The psalmist prays, "Make known to me your ways, O Lord, teach me your paths. Lead me in your truth ..." (vv. 4-5a). And again, "He leads the humble ... All the paths of the Lord are steadfast love and faithfulness ..." (vv. 9a, 10a).
The psalmist's "path" is the way of living prescribed by God. Did the first-century Christians have the psalm metaphor in mind when they called Christianity "the way"? (Acts 9:2; 18:25-26).
For sermonic treatment, consider what Psalm 25 tells us about the godly path:
* First, it is not necessarily a way that people know intuitively. Why else the petitions: "Make me know" and "teach me"? (v. 4).

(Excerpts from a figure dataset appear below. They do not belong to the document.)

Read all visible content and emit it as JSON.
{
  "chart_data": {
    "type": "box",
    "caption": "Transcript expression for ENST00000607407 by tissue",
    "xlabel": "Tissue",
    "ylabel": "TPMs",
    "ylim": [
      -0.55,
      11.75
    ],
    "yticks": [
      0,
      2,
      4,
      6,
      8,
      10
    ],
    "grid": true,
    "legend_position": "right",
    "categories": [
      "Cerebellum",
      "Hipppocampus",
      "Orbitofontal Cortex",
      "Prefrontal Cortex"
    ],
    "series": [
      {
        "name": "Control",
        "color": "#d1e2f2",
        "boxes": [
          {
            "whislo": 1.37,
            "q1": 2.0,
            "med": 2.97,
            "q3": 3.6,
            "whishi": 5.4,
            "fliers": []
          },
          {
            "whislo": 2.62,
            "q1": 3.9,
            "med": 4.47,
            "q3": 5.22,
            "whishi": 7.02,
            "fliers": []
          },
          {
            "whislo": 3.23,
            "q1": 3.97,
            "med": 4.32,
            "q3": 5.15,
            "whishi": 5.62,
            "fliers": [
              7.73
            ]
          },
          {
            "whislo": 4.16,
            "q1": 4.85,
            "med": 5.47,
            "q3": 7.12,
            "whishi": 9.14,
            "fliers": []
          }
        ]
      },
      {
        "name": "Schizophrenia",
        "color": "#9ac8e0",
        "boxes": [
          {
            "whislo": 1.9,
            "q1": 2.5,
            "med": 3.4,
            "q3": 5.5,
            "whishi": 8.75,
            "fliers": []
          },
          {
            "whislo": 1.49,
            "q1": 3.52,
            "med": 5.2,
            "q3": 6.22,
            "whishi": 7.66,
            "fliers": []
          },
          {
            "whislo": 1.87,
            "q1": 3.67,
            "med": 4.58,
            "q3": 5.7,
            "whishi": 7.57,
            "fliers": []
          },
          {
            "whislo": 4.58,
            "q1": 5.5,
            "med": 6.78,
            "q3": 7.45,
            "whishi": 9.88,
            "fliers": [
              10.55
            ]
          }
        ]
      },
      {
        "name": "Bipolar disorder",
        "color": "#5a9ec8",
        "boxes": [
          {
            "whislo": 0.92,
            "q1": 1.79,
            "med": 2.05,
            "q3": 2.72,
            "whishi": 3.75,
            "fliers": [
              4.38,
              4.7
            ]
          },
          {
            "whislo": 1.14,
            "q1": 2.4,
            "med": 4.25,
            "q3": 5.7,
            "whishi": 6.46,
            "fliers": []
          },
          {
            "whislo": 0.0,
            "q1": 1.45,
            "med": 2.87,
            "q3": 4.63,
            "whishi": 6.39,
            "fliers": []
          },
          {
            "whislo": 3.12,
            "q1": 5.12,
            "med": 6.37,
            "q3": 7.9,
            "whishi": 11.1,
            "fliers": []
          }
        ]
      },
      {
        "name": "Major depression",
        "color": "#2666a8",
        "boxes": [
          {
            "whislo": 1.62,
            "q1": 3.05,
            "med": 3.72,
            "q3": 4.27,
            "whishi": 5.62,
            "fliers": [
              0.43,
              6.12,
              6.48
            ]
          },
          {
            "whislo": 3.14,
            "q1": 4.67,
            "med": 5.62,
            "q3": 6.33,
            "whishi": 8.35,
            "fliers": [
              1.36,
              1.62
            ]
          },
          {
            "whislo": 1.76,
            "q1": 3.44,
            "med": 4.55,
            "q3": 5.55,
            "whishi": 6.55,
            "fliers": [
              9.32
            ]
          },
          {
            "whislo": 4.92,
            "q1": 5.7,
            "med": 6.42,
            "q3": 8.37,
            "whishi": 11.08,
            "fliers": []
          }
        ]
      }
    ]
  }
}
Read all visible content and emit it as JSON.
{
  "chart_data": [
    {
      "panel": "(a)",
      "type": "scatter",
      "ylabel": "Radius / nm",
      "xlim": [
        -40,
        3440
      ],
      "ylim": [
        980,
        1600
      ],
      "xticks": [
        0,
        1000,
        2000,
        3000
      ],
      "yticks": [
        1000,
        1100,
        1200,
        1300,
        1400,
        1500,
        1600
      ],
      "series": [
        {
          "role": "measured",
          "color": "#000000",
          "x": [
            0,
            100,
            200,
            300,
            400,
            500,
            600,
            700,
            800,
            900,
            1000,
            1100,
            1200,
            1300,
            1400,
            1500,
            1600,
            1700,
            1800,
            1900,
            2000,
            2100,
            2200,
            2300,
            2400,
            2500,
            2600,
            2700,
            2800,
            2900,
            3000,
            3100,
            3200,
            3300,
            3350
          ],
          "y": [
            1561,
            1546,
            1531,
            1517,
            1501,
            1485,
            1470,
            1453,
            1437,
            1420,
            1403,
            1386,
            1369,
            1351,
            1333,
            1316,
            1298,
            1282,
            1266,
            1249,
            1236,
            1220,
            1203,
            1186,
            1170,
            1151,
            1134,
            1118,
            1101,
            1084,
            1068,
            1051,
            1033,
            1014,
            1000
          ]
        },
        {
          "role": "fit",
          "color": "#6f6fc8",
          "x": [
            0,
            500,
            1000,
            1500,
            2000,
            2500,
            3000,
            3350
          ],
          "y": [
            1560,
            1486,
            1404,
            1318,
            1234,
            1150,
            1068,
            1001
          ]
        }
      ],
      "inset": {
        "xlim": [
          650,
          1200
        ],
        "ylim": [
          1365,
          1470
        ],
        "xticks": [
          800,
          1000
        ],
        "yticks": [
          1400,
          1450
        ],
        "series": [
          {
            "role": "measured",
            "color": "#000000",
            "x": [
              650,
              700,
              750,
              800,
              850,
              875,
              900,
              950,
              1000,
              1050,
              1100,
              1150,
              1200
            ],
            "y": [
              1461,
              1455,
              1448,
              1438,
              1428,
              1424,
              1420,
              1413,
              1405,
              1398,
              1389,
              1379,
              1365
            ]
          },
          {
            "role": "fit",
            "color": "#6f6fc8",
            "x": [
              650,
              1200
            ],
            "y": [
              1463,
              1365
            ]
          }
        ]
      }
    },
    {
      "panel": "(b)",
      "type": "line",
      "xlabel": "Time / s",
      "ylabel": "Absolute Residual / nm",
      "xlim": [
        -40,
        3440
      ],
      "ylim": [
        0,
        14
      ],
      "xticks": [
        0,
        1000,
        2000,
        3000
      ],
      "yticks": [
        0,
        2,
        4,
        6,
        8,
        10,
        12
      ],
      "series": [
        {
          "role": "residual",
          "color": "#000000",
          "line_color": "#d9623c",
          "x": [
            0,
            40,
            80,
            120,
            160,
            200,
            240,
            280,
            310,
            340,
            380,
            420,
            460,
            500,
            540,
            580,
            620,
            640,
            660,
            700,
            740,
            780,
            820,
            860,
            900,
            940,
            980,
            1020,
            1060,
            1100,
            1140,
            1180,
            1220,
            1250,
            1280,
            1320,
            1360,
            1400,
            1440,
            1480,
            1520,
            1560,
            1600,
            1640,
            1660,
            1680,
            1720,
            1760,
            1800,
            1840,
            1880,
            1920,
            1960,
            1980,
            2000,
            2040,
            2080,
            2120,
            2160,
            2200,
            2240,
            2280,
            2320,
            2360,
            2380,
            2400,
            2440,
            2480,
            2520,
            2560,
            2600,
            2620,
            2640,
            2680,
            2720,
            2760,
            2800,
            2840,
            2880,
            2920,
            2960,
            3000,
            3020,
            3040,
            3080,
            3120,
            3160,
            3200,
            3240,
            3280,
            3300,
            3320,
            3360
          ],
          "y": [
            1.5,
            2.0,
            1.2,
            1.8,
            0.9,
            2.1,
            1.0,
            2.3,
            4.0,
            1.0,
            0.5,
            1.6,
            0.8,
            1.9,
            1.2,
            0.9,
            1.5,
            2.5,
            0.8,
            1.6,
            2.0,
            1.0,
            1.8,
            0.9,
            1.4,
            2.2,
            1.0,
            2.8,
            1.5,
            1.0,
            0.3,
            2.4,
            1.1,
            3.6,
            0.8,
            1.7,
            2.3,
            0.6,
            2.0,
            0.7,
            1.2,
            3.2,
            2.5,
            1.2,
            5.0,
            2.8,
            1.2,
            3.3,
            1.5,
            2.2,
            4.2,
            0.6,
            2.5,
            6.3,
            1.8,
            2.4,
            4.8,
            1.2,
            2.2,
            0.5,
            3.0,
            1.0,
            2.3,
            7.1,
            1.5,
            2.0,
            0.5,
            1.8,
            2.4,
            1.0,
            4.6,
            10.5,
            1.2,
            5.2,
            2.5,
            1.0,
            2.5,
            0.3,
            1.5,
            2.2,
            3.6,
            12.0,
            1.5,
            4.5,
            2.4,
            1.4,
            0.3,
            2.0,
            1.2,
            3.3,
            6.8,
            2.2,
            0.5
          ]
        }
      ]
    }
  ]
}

* Second, it is not a route we walk alone. That's why the psalmist prayed, "Lead me" (v. 5). Note that this is "Lead me," not "Carry me." This is not a maudlin "Footprints in the Sand" story!
* Third, it is a path sinners are invited to walk (v. 8), with the understanding that walking the path leads away from sin and toward the good and upright Lord.
* Fourth, all the ways of God are characterized as steadfast love and faithfulness, for those who keep his torah (v. 10).